CMBS Issuance, Spreads Increase

Private-label commercial mortgage-backed securities issuance volume remained strong through August with $9.9 billion priced, reported Kroll Bond Rating Agency, New York.

August deals brought the year-to-date total to $52 billion, up more than 41 percent year-over-year, Kroll Bond Rating Agency Senior Director Larry Kay said.

“The market didn’t provide for much beach time this summer–the combined pricing volume for July and August represented about a third of year-to-date volume,” Kay said.

KBRA predicted up to seven conduits and six-single borrower transactions could launch in September. “If these deals come to market by the end of the month, we could see the strongest third quarter since 2014, when issuance reached $27 billion,” Kay said.

Meanwhile, CMBS spreads continue to grow. “While last week’s rally in the broader equity markets resulted in all-time highs, spreads in the CMBS sector underwent some considerable widening,” said Trepp Analyst Catherine Liu. She noted new-issue CMBS cash spreads “inched out” by two to six basis points up and down the credit curve, with most of the widening coming from the single-A space.

Fitch Ratings, New York, released its quarterly property outlook on Monday. It said the office and multifamily markets are peaking, the hotel sector has peaked and the retail sector is declining.

“While the office market has grown steadily during the recovery and overall fundamentals remain positive, significant new construction activity is underway,” Fitch said. The credit ratings firm expressed concern about major markets approaching a peak with “unsustainable rent growth, high levels of development and lower preleasing rates.”

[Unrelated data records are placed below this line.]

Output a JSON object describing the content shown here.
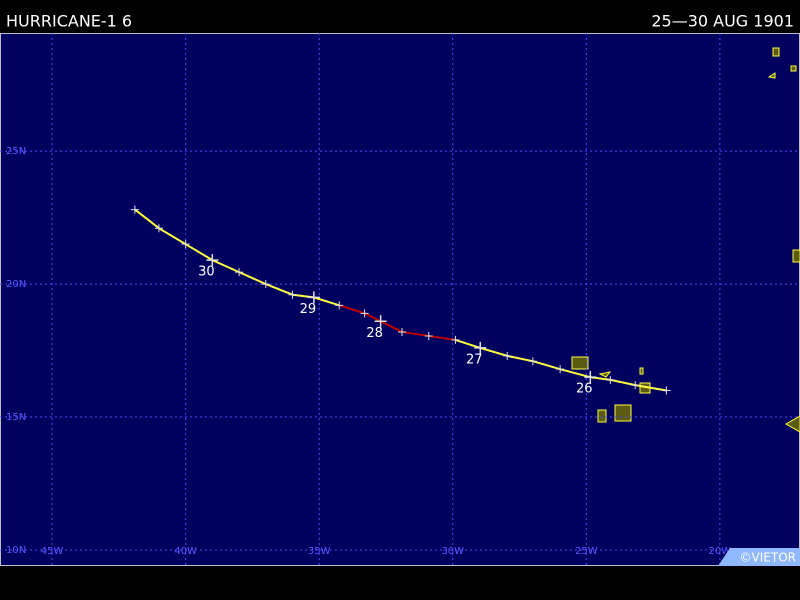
{
  "header": {
    "title": "HURRICANE-1 6",
    "dates": "25—30 AUG 1901"
  },
  "map": {
    "lonlim": [
      -46.95,
      -17.0
    ],
    "latlim": [
      29.44,
      9.4
    ],
    "lonticks": [
      {
        "value": -45,
        "label": "45W"
      },
      {
        "value": -40,
        "label": "40W"
      },
      {
        "value": -35,
        "label": "35W"
      },
      {
        "value": -30,
        "label": "30W"
      },
      {
        "value": -25,
        "label": "25W"
      },
      {
        "value": -20,
        "label": "20W"
      }
    ],
    "latticks": [
      {
        "value": 25,
        "label": "25N"
      },
      {
        "value": 20,
        "label": "20N"
      },
      {
        "value": 15,
        "label": "15N"
      },
      {
        "value": 10,
        "label": "10N"
      }
    ],
    "grid_color": "#4a4aff",
    "track": {
      "lon": [
        -22.0,
        -23.17,
        -24.1,
        -24.85,
        -25.98,
        -27.0,
        -27.96,
        -28.97,
        -29.9,
        -30.9,
        -31.9,
        -32.7,
        -33.3,
        -34.25,
        -35.2,
        -36.0,
        -37.0,
        -38.0,
        -39.0,
        -40.0,
        -41.0,
        -41.9
      ],
      "lat": [
        16.0,
        16.2,
        16.4,
        16.5,
        16.8,
        17.1,
        17.3,
        17.6,
        17.9,
        18.05,
        18.2,
        18.6,
        18.9,
        19.2,
        19.5,
        19.6,
        20.0,
        20.45,
        20.9,
        21.5,
        22.1,
        22.8
      ],
      "color": [
        "#ffff40",
        "#ffff40",
        "#ffff40",
        "#ffff40",
        "#ffff40",
        "#ffff40",
        "#ffff40",
        "#ffff40",
        "#c00000",
        "#c00000",
        "#c00000",
        "#c00000",
        "#c00000",
        "#ffff40",
        "#ffff40",
        "#ffff40",
        "#ffff40",
        "#ffff40",
        "#ffff40",
        "#ffff40",
        "#ffff40",
        "#ffff40"
      ],
      "labels": [
        null,
        null,
        null,
        "26",
        null,
        null,
        null,
        "27",
        null,
        null,
        null,
        "28",
        null,
        null,
        "29",
        null,
        null,
        null,
        "30",
        null,
        null,
        null
      ]
    },
    "credit": "©VIETOR"
  }
}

The multifamily market remains strong and demographics continue to favor it, but Fitch said it believes the sector is approaching a peak. Fitch said it expects to cap revenues at year-end 2016 levels.

Apartment rent growth peaked in 2015 at 5.8 percent and slowed considerably last year to 3.7 percent, Fitch said. Reis, New York, also predicted rent growth will continue to slow as new construction comes online and apartment owners offer more concessions.

Though hotel occupancy ended the first quarter up 0.5 percent year-over-year, Fitch expects it will flatten out and possibly decrease slightly later in 2017. STR, Hendersonville, Tenn., reported hotel occupancy has started to decline in 15 of the top 25 markets.

“Revenue per available room has remained positive due to average daily rate increases; however, ADR continues to grow at a decreasing rate,” the Fitch report said. Fitch expects U.S. hotel RevPAR growth to decelerate through the remainder of 2017 and remain “slightly positive” in 2018.

Increasing vacancy, minimal rent growth and continued store closings continue to weigh on the retail sector–thus its “declinging” outlook–Fitch noted. There have been more than 5,000 store closings through August and some analysts predict 10,000 store closings this year.

Class B malls–particularly those in markets with dominant malls or in secondary/tertiary markets with demographics insufficient to support multiple malls–remain the sector’s biggest concern, Fitch said.